Building coregex – Month by Month
Month 1‑2: SIMD Primitives
Implemented AVX2‑based memchr in assembly:
// Find byte in slice using AVX2 (32 bytes parallel)
TEXT ·memchr(SB), NOSPLIT, $0-40
MOVQ haystack+0(FP), DI
MOVQ len+8(FP), CX
MOVBQZX needle+24(FP), AX
// Broadcast needle to YMM0
VMOVD AX, X0
VPBROADCASTB X0, Y0
loop:
VMOVDQU (DI), Y1 // Load 32 bytes
VPCMPEQB Y0, Y1, Y2 // Compare (parallel)
VPMOVMSKB Y2, AX // Extract mask
TESTL AX, AX
JNZ found
// … continue
Benchmark (finding ‘e’ in 64 KB):
| Implementation | Time |
|---|---|
stdlib bytes.IndexByte | 8 367 ns |
coregex SIMD memchr | 679 ns |
| Speedup | 12.3× |
Follow‑up work added memmem (substring search) and a multi‑pattern SIMD engine (teddy).
Month 3‑4: Strategy Selection
Different patterns need different engines. Coregex builds a meta‑engine that selects the optimal strategy:
func selectStrategy(p *syntax.Regexp) Strategy {
prefix := extractPrefix(p)
suffix := extractSuffix(p)
inner := extractInner(p)
switch {
case len(suffix) >= 3:
return UseReverseSuffix // e.g. .*\.txt
case len(inner) >= 3:
return UseReverseInner // e.g. .*error.*
case len(prefix) >= 3:
return UseDFA
default:
return UseAdaptive // try DFA, fallback NFA
}
}
Month 5: ReverseInner – The Killer Optimization
Problem: .*error.*connection.* on a large log.

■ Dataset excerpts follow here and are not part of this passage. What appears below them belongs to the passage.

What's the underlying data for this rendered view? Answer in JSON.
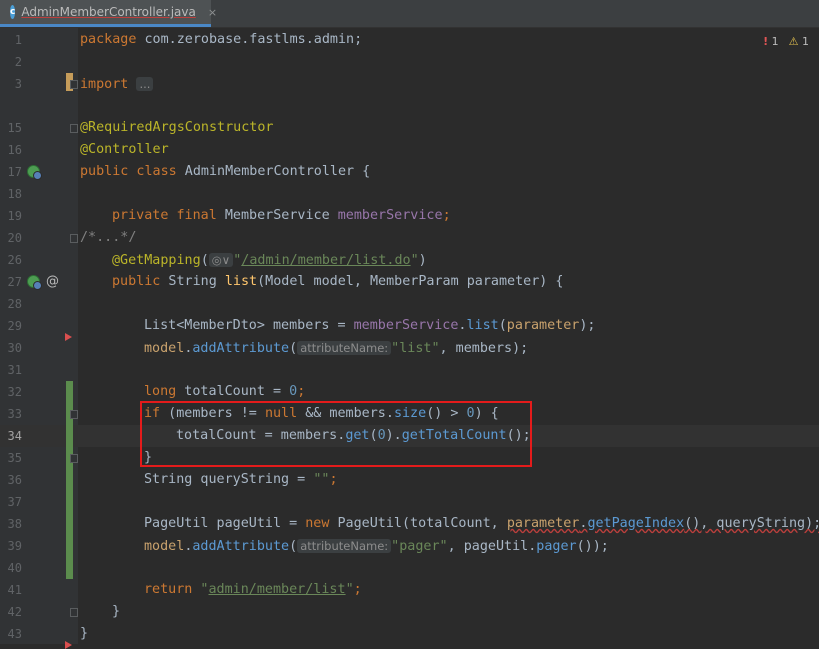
{
  "tab": {
    "filename": "AdminMemberController.java",
    "file_icon_letter": "c",
    "close": "×"
  },
  "status": {
    "errors": "1",
    "warnings": "1"
  },
  "code": {
    "l1_kw": "package",
    "l1_rest": " com.zerobase.fastlms.admin;",
    "l3_kw": "import",
    "l3_fold": "...",
    "l15": "@RequiredArgsConstructor",
    "l16": "@Controller",
    "l17_kw": "public class",
    "l17_rest": " AdminMemberController {",
    "l19_kw": "private final",
    "l19_type": " MemberService ",
    "l19_fld": "memberService",
    "l19_end": ";",
    "l20": "/*...*/",
    "l26_ann": "@GetMapping",
    "l26_open": "(",
    "l26_icon": "◎∨",
    "l26_q": "\"",
    "l26_str": "/admin/member/list.do",
    "l26_q2": "\"",
    "l26_close": ")",
    "l27_kw": "public",
    "l27_type": " String ",
    "l27_mth": "list",
    "l27_rest": "(Model model, MemberParam parameter) {",
    "l29_a": "List<MemberDto> members = ",
    "l29_fld": "memberService",
    "l29_dot": ".",
    "l29_call": "list",
    "l29_open": "(",
    "l29_param": "parameter",
    "l29_end": ");",
    "l30_obj": "model",
    "l30_dot": ".",
    "l30_call": "addAttribute",
    "l30_open": "(",
    "l30_hint": "attributeName:",
    "l30_str": "\"list\"",
    "l30_end": ", members);",
    "l32_kw": "long",
    "l32_mid": " totalCount = ",
    "l32_num": "0",
    "l32_end": ";",
    "l33_kw": "if",
    "l33_a": " (members != ",
    "l33_null": "null",
    "l33_b": " && members.",
    "l33_call": "size",
    "l33_c": "() > ",
    "l33_num": "0",
    "l33_d": ") {",
    "l34_a": "totalCount = members.",
    "l34_call": "get",
    "l34_open": "(",
    "l34_num": "0",
    "l34_b": ").",
    "l34_call2": "getTotalCount",
    "l34_end": "();",
    "l35": "}",
    "l36_a": "String queryString = ",
    "l36_str": "\"\"",
    "l36_end": ";",
    "l38_a": "PageUtil pageUtil = ",
    "l38_new": "new",
    "l38_b": " PageUtil(totalCount, ",
    "l38_param": "parameter",
    "l38_dot": ".",
    "l38_call": "getPageIndex",
    "l38_end": "(), queryString);",
    "l39_obj": "model",
    "l39_dot": ".",
    "l39_call": "addAttribute",
    "l39_open": "(",
    "l39_hint": "attributeName:",
    "l39_str": "\"pager\"",
    "l39_mid": ", pageUtil.",
    "l39_call2": "pager",
    "l39_end": "());",
    "l41_kw": "return",
    "l41_q": " \"",
    "l41_str": "admin/member/list",
    "l41_q2": "\"",
    "l41_end": ";",
    "l42": "}",
    "l43": "}"
  },
  "line_numbers": [
    "1",
    "2",
    "3",
    "15",
    "16",
    "17",
    "18",
    "19",
    "20",
    "26",
    "27",
    "28",
    "29",
    "30",
    "31",
    "32",
    "33",
    "34",
    "35",
    "36",
    "37",
    "38",
    "39",
    "40",
    "41",
    "42",
    "43"
  ]
}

Stdlib scans every position, backtracking, taking ~12 ms.
coregex:
- SIMD scan for “connection” → ~200 ns
- Reverse DFA from that point to find “error” → fast
- Forward DFA to satisfy surrounding
.*→ fast - Return the first leftmost‑first match.
Benchmark (250 KB file):
| Implementation | Time | Speedup |
|---|---|---|
stdlib regexp | 12.6 ms | – |
| coregex ReverseInner | 4 µs | ≈3 154× |
Month 6: Zero Allocations
Hot paths were profiled with pprof and all allocations eliminated:
- Object pools for DFA states
- Pre‑allocated buffers
- Stack‑only data structures
Result:
BenchmarkIsMatch-8 1000000 1.2 µs/op 0 B/op 0 allocs/op
How It Actually Works
Step‑by‑step for .*error.*connection.* on a 250 KB log with five “connection” occurrences:
- SIMD pre‑filter → positions
[1245, 5678, …] - For each candidate:
- Reverse DFA scans backward → finds “error” at 1230
- Forward DFA validates the surrounding
.* - Return the first successful match
Only a handful of candidates are examined, not 250 000 positions, yielding the 3000× speedup.
The Architecture
┌─────────────────────┐
│ Meta‑Engine │ ← Strategy Selection
└───────┬─────────────┘
│
┌────▼─────┐
│ Prefilter│──► memchr (AVX2)
└────┬─────┘──► memmem (SIMD)
│ └─► teddy (multi‑pattern)
│
┌──────▼─────────────┐
│ Engines │
│ ┌─────┐ ┌─────┐ ┌─────┐ │
│ │ DFA │ │ NFA │ │ Rev │ │
│ └─────┘ └─────┘ └─────┘ │
└───────────────────────┘
Key idea: Match each pattern with the algorithm that fits it best.
Real Benchmarks
| Pattern | Size | stdlib | coregex | Speedup |
|---|---|---|---|---|
.*\.txt$ | 1 MB | 27 ms | 21 µs | 1 314× |
.*error.* | 250 KB | 12.6 ms | 4 µs | 3 154× |
(?i)error | 32 KB | 1.23 ms | 4.7 µs | 263× |
\w+@\w+\.\w+ | 1 KB | 688 ns | 196 ns | 3.5× |
Even simple patterns see measurable gains.
API – Drop‑In Replacement
// Change one import line
// import "regexp"
import "github.com/coregx/coregex"
re := coregex.MustCompile(`.*error.*`)
matches := re.Find(data) // 3000× faster, same API
Supported methods (full compatibility):
Find,FindAll,Match,MatchStringFindSubmatch,SubexpNames(capture groups)Replace,ReplaceAll,Split- Unicode handling via
regexp/syntax
Missing feature: Backreferences (they require backtracking and break O(n) guarantees).
When to Use It
Use coregex if:
- Regex processing is a proven bottleneck (profile first)
- Patterns contain wildcards (
.*error.*) or suffixes (.*\.txt) - You need high‑throughput log or trace parsing
- Performance matters more than API stability
Stick with stdlib if:
- Regex isn’t a hotspot
- You need the stability of Go’s standard library (coregex is still v0.8)
- You require backreferences or other exotic features
Typical Speedups by Pattern Type
| Pattern type | Expected speedup |
|---|---|
Suffix (.*\.txt) | 1 000–1 500× |
Inner wildcard (.*error.* | 2 000–3 000× |
| Case‑insensitive | 100–300× |
| Simple literals | 2–10× |
Part of CoreGX
coregex is the first library released by the CoreGX organization (github.com/coregx). The mission is to build production‑grade Go tools that should exist but don’t.